I can vividly remember coming home that day I learned to read and excitedly telling my Mom and Dad about it and then that same evening1 my dad did something that totally blew my mind 6 year old mindd&#mdash;He took me to our town's public library. Unbelievable! I'll never forget the smell, and to this day the smell of a library warms me with nostalgia and a feeling of "always Saturday" where possibility stretches out towards infinity. And, of course, the books. The books! And, as the librarian showed my dad and me, a whole section just for beginning readers like myself. Unbelievable!
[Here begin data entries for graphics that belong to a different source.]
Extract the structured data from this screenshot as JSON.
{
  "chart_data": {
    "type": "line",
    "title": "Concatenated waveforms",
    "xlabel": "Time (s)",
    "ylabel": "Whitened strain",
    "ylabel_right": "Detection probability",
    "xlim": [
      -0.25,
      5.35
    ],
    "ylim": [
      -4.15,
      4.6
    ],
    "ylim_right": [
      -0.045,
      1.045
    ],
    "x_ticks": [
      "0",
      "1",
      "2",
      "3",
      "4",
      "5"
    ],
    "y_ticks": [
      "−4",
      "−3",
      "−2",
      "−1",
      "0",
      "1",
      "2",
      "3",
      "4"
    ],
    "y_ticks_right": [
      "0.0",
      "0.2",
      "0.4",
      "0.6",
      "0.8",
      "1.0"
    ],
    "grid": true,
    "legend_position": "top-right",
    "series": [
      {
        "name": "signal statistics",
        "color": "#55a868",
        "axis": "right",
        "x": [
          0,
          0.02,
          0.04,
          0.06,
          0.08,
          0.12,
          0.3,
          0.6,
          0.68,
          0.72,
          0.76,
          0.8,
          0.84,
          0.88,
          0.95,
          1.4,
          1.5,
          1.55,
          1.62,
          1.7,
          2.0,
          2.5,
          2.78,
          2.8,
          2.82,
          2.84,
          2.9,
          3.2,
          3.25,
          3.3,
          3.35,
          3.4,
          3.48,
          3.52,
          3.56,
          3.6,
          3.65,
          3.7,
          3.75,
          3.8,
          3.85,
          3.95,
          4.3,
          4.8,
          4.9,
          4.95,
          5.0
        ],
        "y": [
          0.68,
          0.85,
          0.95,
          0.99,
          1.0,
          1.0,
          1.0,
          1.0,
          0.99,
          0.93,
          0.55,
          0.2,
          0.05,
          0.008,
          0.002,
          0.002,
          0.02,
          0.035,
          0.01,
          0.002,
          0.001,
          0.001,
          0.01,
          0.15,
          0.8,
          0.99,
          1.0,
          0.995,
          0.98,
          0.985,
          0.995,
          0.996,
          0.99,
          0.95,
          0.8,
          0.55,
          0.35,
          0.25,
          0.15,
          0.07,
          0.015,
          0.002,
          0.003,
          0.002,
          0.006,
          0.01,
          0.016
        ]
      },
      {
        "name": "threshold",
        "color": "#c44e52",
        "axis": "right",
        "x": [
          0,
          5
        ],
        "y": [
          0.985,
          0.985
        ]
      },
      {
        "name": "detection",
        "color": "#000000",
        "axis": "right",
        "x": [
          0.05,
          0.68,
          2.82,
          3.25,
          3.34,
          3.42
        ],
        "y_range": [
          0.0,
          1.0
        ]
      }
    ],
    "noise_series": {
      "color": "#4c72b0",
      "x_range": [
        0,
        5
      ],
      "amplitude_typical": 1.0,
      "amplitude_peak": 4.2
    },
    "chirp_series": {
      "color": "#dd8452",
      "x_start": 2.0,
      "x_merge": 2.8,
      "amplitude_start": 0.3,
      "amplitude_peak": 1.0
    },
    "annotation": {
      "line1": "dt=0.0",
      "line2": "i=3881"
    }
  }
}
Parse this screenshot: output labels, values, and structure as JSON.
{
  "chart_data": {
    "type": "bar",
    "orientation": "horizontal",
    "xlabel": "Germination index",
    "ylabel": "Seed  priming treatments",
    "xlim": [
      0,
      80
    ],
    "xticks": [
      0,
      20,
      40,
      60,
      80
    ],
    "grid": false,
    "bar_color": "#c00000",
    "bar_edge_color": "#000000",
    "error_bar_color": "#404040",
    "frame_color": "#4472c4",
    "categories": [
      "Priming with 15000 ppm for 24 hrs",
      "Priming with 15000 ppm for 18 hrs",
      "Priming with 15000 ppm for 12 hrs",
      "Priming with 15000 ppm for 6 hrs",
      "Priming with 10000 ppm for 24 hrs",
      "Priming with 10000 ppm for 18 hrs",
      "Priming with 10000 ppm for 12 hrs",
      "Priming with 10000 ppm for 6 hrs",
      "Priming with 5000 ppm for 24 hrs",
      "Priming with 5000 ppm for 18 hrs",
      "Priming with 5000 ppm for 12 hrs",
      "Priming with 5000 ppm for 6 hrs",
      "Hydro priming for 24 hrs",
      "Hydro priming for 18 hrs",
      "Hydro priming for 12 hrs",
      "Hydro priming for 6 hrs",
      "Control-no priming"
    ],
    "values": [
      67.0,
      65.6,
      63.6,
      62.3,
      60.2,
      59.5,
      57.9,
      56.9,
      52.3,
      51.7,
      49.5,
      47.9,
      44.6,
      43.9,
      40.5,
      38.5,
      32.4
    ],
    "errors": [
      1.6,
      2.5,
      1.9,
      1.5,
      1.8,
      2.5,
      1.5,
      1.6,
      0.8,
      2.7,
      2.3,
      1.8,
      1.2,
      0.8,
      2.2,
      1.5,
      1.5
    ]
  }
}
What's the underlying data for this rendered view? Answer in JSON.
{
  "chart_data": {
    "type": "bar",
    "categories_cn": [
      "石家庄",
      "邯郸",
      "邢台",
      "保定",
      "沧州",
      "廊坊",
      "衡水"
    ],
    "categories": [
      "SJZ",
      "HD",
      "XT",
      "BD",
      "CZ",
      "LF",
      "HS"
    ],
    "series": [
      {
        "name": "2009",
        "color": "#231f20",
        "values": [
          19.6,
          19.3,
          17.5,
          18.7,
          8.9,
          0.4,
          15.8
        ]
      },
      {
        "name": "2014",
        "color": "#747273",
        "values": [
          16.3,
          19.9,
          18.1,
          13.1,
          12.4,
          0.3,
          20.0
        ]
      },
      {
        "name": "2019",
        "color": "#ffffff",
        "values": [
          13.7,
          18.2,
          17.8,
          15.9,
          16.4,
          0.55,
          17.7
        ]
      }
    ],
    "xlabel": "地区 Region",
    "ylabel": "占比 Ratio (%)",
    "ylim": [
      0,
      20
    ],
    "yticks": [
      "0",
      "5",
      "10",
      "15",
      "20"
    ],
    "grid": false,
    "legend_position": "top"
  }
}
I signed out 3 books that evening and read them over and over and over whenever and wherever I had a chance, including at the breakfast table where one morning I accidentally smeared some jam on one of the pages and had a near panic attack that I'd be banished from the library when my act of malfeasance was discovered. As it goes, my mom was able to remove the stickiness, if not the raspberry red stain, and I returned those 3 and signed out another 3 and on and on it has gone ever since.

I love reading. And being left alone with plenty of time and a book I can't put down I count as one of the greatest pleasures of life. Ah, but there's the rub...

The whacking on the head.

Alphabetical ourselves in the rows of classroom desks, we were forgetting how to look, learning how to read.

Whack! How many times have I forgot to look, forgot to live, because I was head down in a book? It's like I read somewhere by someone I can't remember whom said something like, "You don't want to be the poet, you want to be the guy leading the life the poets write about."

So I've been thinking that over all weekend, and I doubt I'll ever sit down with a book, or as it goes these days, my Kindle, and not think about this "First Reader" poem by Billy Collins and its admonishment about "forgetting how to look."

What a great poem.


Notes
1 In my memory it is the same evening, but it very well could have been a few days or even a few weeks after that initial inflection point of learning to read in 1st grade. And now that I think of it, it had to have been spring because the days were long enough that it was still light, twilight but light, as I recall, when my dad and I walked into the library that first time together. As an overachiever I want to say I learned to read in the fall of first grade rather than at the end of term in the spring, but who knows? My memory suggests both occurred in spring.